We’ve learned this week that former airman Reality L. Winner has been arrested by the FBI on suspicion of unlawfully revealing classified information.
Winner is accused of sharing with an online media agency an NSA report detailing Russian attempts to tamper with the US Presidential election. The 25-year-old Texan apparently gained access to the report via her job with a defense contracting firm. It’s just the latest weird development in the hacking saga that has shaken the confidence of many Americans in the sanctity of the electoral process.
Given the divisiveness of the subject matter and the sheer comedic potential of the name of the accused, this debacle is sure to send any number of fringe websites, meme generators, and late-night comics into apoplectic overdrive. A few lucid thoughts are in order before we all lose our skulls.
First, Winner has not yet been convicted of anything. She is accused. Sure, the presumption of innocence is an all but forgotten concept in modern America, and sure, she has reportedly admitted to the substance of the allegation according to several already frothing media outlets. But she’s not yet guilty before the law. So those Facebook comments suggesting she be tarred and feathered are, while charming as a smiling crocodile with gingivitis, a tad premature.
But second, even if we assume she is culpable for leaking to the media, it’s not clear what exactly should happen to her, at least not in the minds of many reasonable people.
There are basically four schools of thought.
March her to the gallows as a traitor. For some, anyone with the temerity to show disloyalty to the country by sharing its secrets is irredeemable, and maybe even subhuman. These pitchfork-wielders see a clear path forward, and it leads to a cauldron of boiling hog fat. This view suffers from a huge flaw in addition to its angry irrationality: it creates a strong incentive for government to classify information that should be held out to the public, and to hang people as a deterrent to revealing such information. This is the shortest path by which republics become dictatorships.
Try her under the law and punish to the max extent. This the “rules are there for a reason” view. People don’t generally hold this perspective because they want people like Winner to spend their lives in prison, but because they value stable rule regimes with guaranteed consequences. Without this stability, important matters become less predictable, with adverse consequences to shared interests. It becomes too cheap and therefore too commonplace that classified information is released unless there is dependable punishment to follow. This commitment to the law keeps releases rare and the Barbarians outside the gate, or so the argument holds.
Plea bargain. This is the approach that holds a leaker accountable but recognizes not all leaks are created alike. It recognizes degrees of betrayal and underlying motives that carry broadly held validity. In this way, plea bargaining captures and reflects prevailing sentiments, and serves the larger political purpose of giving people faith that basic fairness can prevail even when populist tempers are flaring. Pleas often do a better job than trials of tethering the severity of punishment to the actual harm done. In this case, it’s not clear how much America’s security interests could be harmed by confirming an already open secret. Thus it’s not clear how much jail time is actually warranted.
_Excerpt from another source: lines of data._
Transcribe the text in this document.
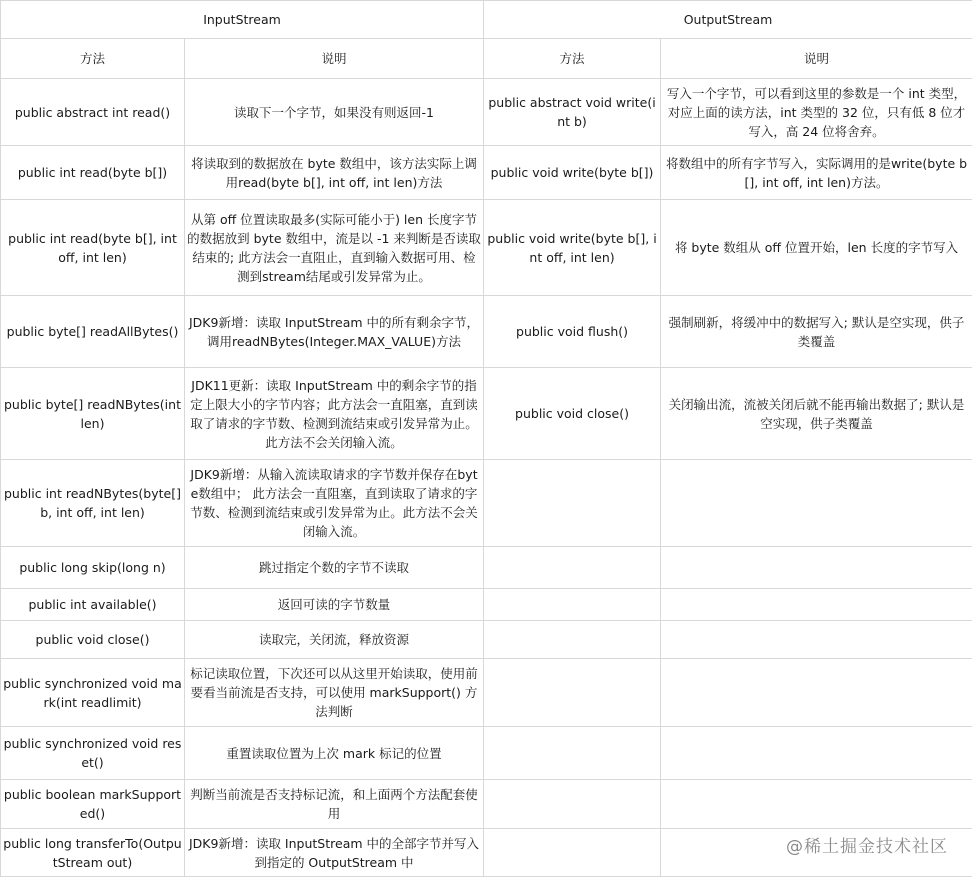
InputStream		OutputStream	
方法	说明	方法	说明
public abstract int read()	读取下一个字节，如果没有则返回-1	public abstract void write(int b)	写入一个字节，可以看到这里的参数是一个 int 类型，对应上面的读方法，int 类型的 32 位，只有低 8 位才写入，高 24 位将舍弃。
public int read(byte b[])	将读取到的数据放在 byte 数组中，该方法实际上调用read(byte b[], int off, int len)方法	public void write(byte b[])	将数组中的所有字节写入，实际调用的是write(byte b[], int off, int len)方法。
public int read(byte b[], int off, int len)	从第 off 位置读取最多(实际可能小于) len 长度字节的数据放到 byte 数组中，流是以 -1 来判断是否读取结束的; 此方法会一直阻止，直到输入数据可用、检测到stream结尾或引发异常为止。	public void write(byte b[], int off, int len)	将 byte 数组从 off 位置开始，len 长度的字节写入
public byte[] readAllBytes()	JDK9新增：读取 InputStream 中的所有剩余字节，调用readNBytes(Integer.MAX_VALUE)方法	public void flush()	强制刷新，将缓冲中的数据写入; 默认是空实现，供子类覆盖
public byte[] readNBytes(int len)	JDK11更新：读取 InputStream 中的剩余字节的指定上限大小的字节内容；此方法会一直阻塞，直到读取了请求的字节数、检测到流结束或引发异常为止。此方法不会关闭输入流。	public void close()	关闭输出流，流被关闭后就不能再输出数据了; 默认是空实现，供子类覆盖
public int readNBytes(byte[] b, int off, int len)	JDK9新增：从输入流读取请求的字节数并保存在byte数组中； 此方法会一直阻塞，直到读取了请求的字节数、检测到流结束或引发异常为止。此方法不会关闭输入流。		
public long skip(long n)	跳过指定个数的字节不读取		
public int available()	返回可读的字节数量		
public void close()	读取完，关闭流，释放资源		
public synchronized void mark(int readlimit)	标记读取位置，下次还可以从这里开始读取，使用前要看当前流是否支持，可以使用 markSupport() 方法判断		
public synchronized void reset()	重置读取位置为上次 mark 标记的位置		
public boolean markSupported()	判断当前流是否支持标记流，和上面两个方法配套使用		
public long transferTo(OutputStream out)	JDK9新增：读取 InputStream 中的全部字节并写入到指定的 OutputStream 中		
@稀土掘金技术社区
Convict but forgive. In the criminal law, it’s possible to be convicted but suffer no sentence because it is determined that the goodness resident in the criminal act perpetrated is sufficient to extinguish any legal responsibility for the adverse consequences. Committing a murder to prevent a horrific terrorist plot from unfolding is a hypothetical example of this concept.
There is a conceptually related tradition of civil disobedience in the United States that many feel applies to contemporary leaks of classified information in the public interest. A civic-minded individual takes a risk in violating the law and accepts her fate, hoping that the system will spare her punishment but accepting that it might not. Abraham Lincoln’s suspension of the writ of habeas corpus is an example. He felt it necessary to exceed his legal authority to support a more vital objective, and in his case he was spared punishment when Congress passed a law that released him from liability. Many believe the same standard should apply to Edward Snowden, and similar arguments will undoubtedly be made about Reality L. Winner.
Whatever happens to Winner, it’s increasingly evident our country has too many people with security clearances handling too much overclassified information. In too many cases, too much stuff is hidden from the public without a valid reason. This habit of power doesn’t follow the shape of partisan politics. All parties that join the bureaucracy pursue it, because the nature of bureaucracy is to shepherd its own grip on power over its disempowered subjects. Bureaucracies are no less ruthless than kings, and use the tools of Caesarian security with equal malice, mischief, and dark enthusiasm.
Finally, we must ask ourselves one more question. If Reality Winner is a criminal loser for leaking public interest information to the media, how do we deal with Donald Trump’s disclosure of national security information to Russian apparatchiks? Does he get to be automatically correct because he’s the boss?
Personally, I think not. Abe Lincoln got no such exceptional reverence even during the Civil War, and what’s good for the Reality goose is good for the reality TV gander.